Asimismo, la base de la cocina mexicana posee un uso preponderante del maíz; frijol; chile; jitomate; tomate; calabaza; palta; cacao; maní; amaranto; vainilla; nopal; agave; cactáceas; hierbas y condimentos (epazote, hoja santa, pápalo, quelites). Conjuntamente, a la carne se suman ingredientes europeos, mediterráneos, asiáticos y africanos. Por ejemplo, trigo; arroz; café; comino; hierbabuena; laurel; orégano; perejil; cerdo; vacuno; pollo arroz; cebolla; limón; naranja; banana; caña de azúcar; cilantro; canela; clavo; tomillo y pimienta.

Principales platos de la cocina mexicana

Sin lugar a dudas el taco, es el más representativo de los platos en México y el mundo. Está compuesto por una base a la tortilla que generalmente es de maíz. Que envuelve, por lo general, diversos rellenos como verduras, salsas y carnes. También se destacan los chilaquiles (desayuno), que es un plato picante hecho a base de totopos (trozos de tortilla tostados en forma de triángulo), cubiertos con salsa de chile. Además, se puede mezclar con diversos ingredientes como pollo, carne, chorizo, queso o cebolla.

Otro plato característico es la torta ahogada. Un plato representativo de Jalisco que se considera eficaz para contrarrestar las resacas. En este caso, se toma como cimiento al birote (pan horneado, crujiente y dorado) para rellenarlo con carnitas (porciones de carne y cerdo fritas en manteca) y untarlos en una salsa picante de chile. También se le añade cebolla, salsa de tomate, vinagre, comino, ajo y otros ingredientes.

A estos se suma el pozole; una sopa a base de granos de cacahuazintle (maíz grande) a la que se le agrega carne de pollo o cerdo. Además, se puede añadir lechuga, cebolla, col, crema, orégano, queso, palta y chile. Y también el chile un plato representativo de Puebla. Se trata de chile poblano relleno de un guisado de picadillo (carne de res y cerdo) y frutas. Se presenta bañado con crema de nuez de castilla, perejil y granada.
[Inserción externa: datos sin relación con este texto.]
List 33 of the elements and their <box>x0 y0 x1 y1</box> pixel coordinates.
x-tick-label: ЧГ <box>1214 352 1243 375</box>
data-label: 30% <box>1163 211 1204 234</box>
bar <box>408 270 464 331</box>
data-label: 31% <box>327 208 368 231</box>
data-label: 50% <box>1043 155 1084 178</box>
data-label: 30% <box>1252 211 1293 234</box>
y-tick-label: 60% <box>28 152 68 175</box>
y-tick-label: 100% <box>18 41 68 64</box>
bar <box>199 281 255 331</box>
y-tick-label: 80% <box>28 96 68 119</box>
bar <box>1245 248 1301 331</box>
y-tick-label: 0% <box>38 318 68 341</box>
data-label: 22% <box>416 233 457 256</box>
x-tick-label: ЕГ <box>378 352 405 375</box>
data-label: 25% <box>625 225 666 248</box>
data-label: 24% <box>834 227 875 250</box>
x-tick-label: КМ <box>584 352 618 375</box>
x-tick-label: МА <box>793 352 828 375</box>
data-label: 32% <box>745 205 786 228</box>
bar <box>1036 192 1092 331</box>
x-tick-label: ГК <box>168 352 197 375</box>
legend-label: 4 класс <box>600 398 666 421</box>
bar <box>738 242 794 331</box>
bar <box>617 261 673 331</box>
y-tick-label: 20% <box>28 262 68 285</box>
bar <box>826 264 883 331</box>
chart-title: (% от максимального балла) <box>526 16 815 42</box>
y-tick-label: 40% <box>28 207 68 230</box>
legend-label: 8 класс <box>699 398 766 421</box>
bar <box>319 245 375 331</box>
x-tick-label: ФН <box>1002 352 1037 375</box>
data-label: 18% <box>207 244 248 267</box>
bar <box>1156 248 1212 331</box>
También, se puede destacar los tamales, el guacamole, el mole poblano, barbacoa, enchiladas y gusanos de maguey.

Las bebidas en la cocina mexicana

Cocina mexicana El trago bandera de México es el tequila; que se elabora de agave, a partir de la fermentación y el destilado. Se puede encontrar tequila blanco o plata; joven u oro; reposado; añejo y extra añejo.

A esta bebida, le siguen la charanda o aguardiente (preparada a partir de la caña de azúcar, y es típica del estado de Michoacán); sumado a aguas frescas (elaborada a base de agua, frutas o granos y azúcar); y el Champurrado (que es dulce, a base de una masa de maíz machacado, chocolate oscuro y agua con vainilla).

La cocina mexicana dulce

Dentro de la variedad de postes que ésta gastronomía ofrece se destacan cuatro manjares. Por un lado, los chongos zamoranos de Michoacán. Se trata de un postre sencillo a base de leche cuajada, azúcar y canela.

Las alegrías mexicanas, también se recomiendan. Se prepara a base de semillas de amaranto, miel y pasas. Asimismo, antiguamente se usaba como parte de la dieta indígena, también para realizar trueques y como postre ceremonial.

Los dos últimos: las palanquetas de cacahuate (cacahuates trozados, azúcar, agua, glucosa líquida, margarina y grasa o aceite vegetal) y jamoncillo (dulce de leche, semillas de calabaza, y piñón).